Clinton Wilkins of the Centum-affiliated Clinton Wilkins Mortgage Team says that, while consumer debt is high—perhaps even alarmingly so—Atlantic Canadians carry less mortgage debt than the rest of the country. He added that January’s interest rate hike, even in tandem with B-20, had a negligible effect on Halifax’s housing market.
“People are still buying houses every day. People might be driven to houses they might not have normally wanted, but they also have allusions of grandeur sometimes. For us, we’re still doing deals every day.”
In fact, Wilkins believes Halifax is on the cusp of booming because incomes are high and the cost of housing is low. The trend began a couple of years ago and hasn’t abated—not even this year, as housing markets across the country cool.
“We’ve never had a boom here and there are other areas in the country where the real estate is so inflated or unaffordable, but people can come here and get a good-paying job in Halifax, but also homeownership is a reality,” he said. “People can own a freestanding house for $325,000—that’s very realistic.
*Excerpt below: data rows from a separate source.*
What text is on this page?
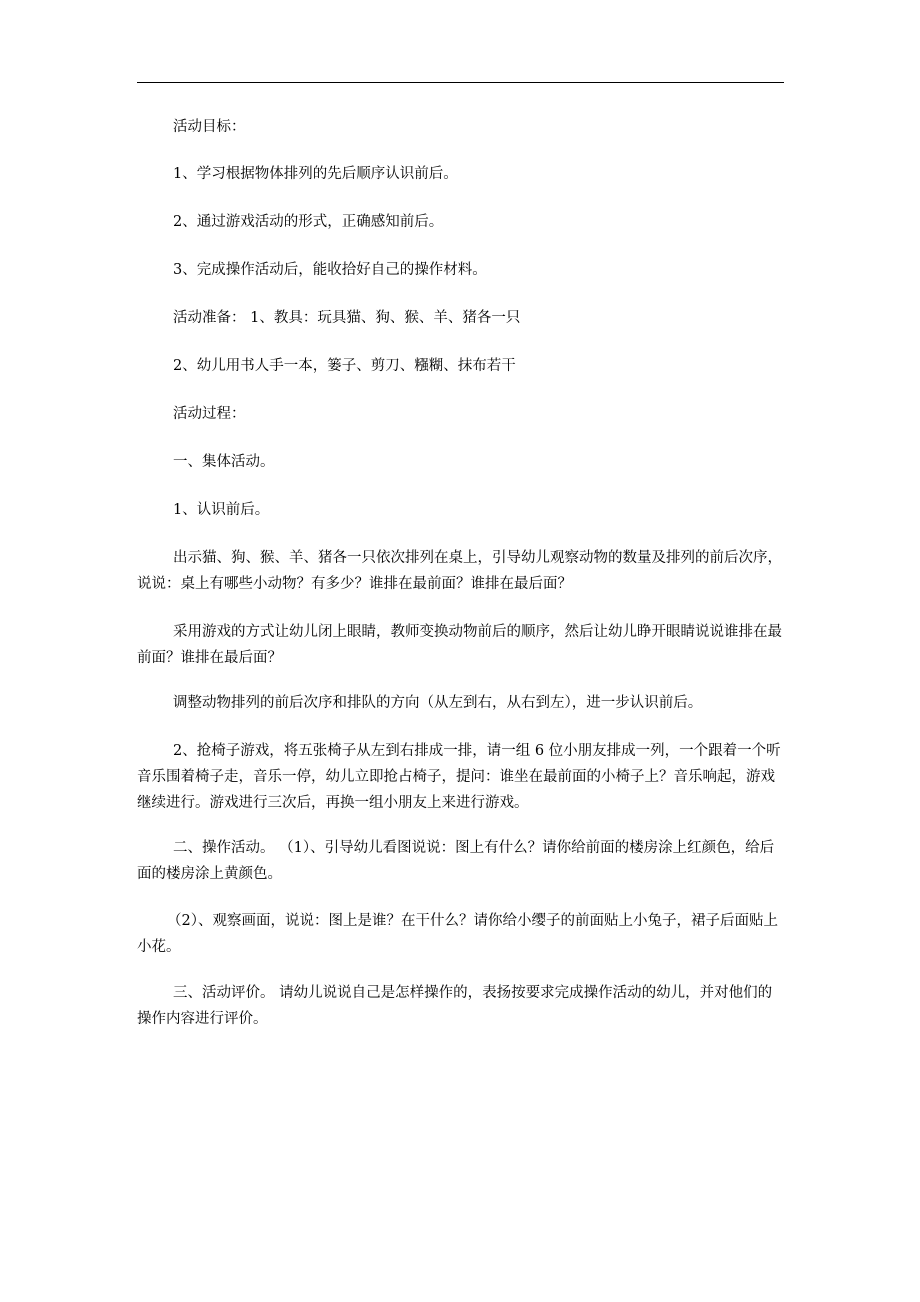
活动目标：

1、学习根据物体排列的先后顺序认识前后。

2、通过游戏活动的形式，正确感知前后。

3、完成操作活动后，能收拾好自己的操作材料。

活动准备： 1、教具：玩具猫、狗、猴、羊、猪各一只

2、幼儿用书人手一本，篓子、剪刀、糨糊、抹布若干

活动过程：

一、集体活动。

1、认识前后。

出示猫、狗、猴、羊、猪各一只依次排列在桌上，引导幼儿观察动物的数量及排列的前后次序，说说：桌上有哪些小动物？有多少？谁排在最前面？谁排在最后面？

采用游戏的方式让幼儿闭上眼睛，教师变换动物前后的顺序，然后让幼儿睁开眼睛说说谁排在最前面？谁排在最后面？

调整动物排列的前后次序和排队的方向（从左到右，从右到左），进一步认识前后。

2、抢椅子游戏，将五张椅子从左到右排成一排，请一组 6 位小朋友排成一列，一个跟着一个听音乐围着椅子走，音乐一停，幼儿立即抢占椅子，提问：谁坐在最前面的小椅子上？音乐响起，游戏继续进行。游戏进行三次后，再换一组小朋友上来进行游戏。

二、操作活动。 （1）、引导幼儿看图说说：图上有什么？请你给前面的楼房涂上红颜色，给后面的楼房涂上黄颜色。

（2）、观察画面，说说：图上是谁？在干什么？请你给小缨子的前面贴上小兔子，裙子后面贴上小花。

三、活动评价。 请幼儿说说自己是怎样操作的，表扬按要求完成操作活动的幼儿，并对他们的操作内容进行评价。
But guess what—you can even go a little bit outside the city and buy a semi-detached for $150,000, even $130,000. This is realistic. You can’t even buy a one-bedroom condo in downtown Toronto for $325,000—it’s just not available.”
Wilkins also believes that more immigrants will choose to settle in Halifax, Atlantic Canada’s lynchpin, and that even Canadians will start migrating there as well.
“I think we’re definitely going to see newcomers to Canada, but also positive relocation from places like Ontario, choose Halifax, especially as the job market strengthens,” he said. “It’s a different lifestyle on the East Coast. It’s a great place to live and a great place to do business. And I’m competing with the big boys; I’m doing 200 to 300 units on my own. Even the biggest brokers in Canada aren’t doing these kinds of units.”
Wilkins conceded, however, that rural Nova Scotia is heavily indebted and doesn’t have access to alternative financing sources.
“Outside Halifax in rural Nova Scotia, the debt-to-income is definitely higher. We are seeing more clients with credit issues and a harder time getting approved. Outside of Halifax, there are not as many options for conventional lending. Really, only the bank lenders are lending there. TD doesn’t even lend in rural areas unless they have a branch in a certain radius. We’re seeing more and more private lending in rural Nova Scotia, because if there are any credit issues there is not access to alternative lenders or monoline lenders.”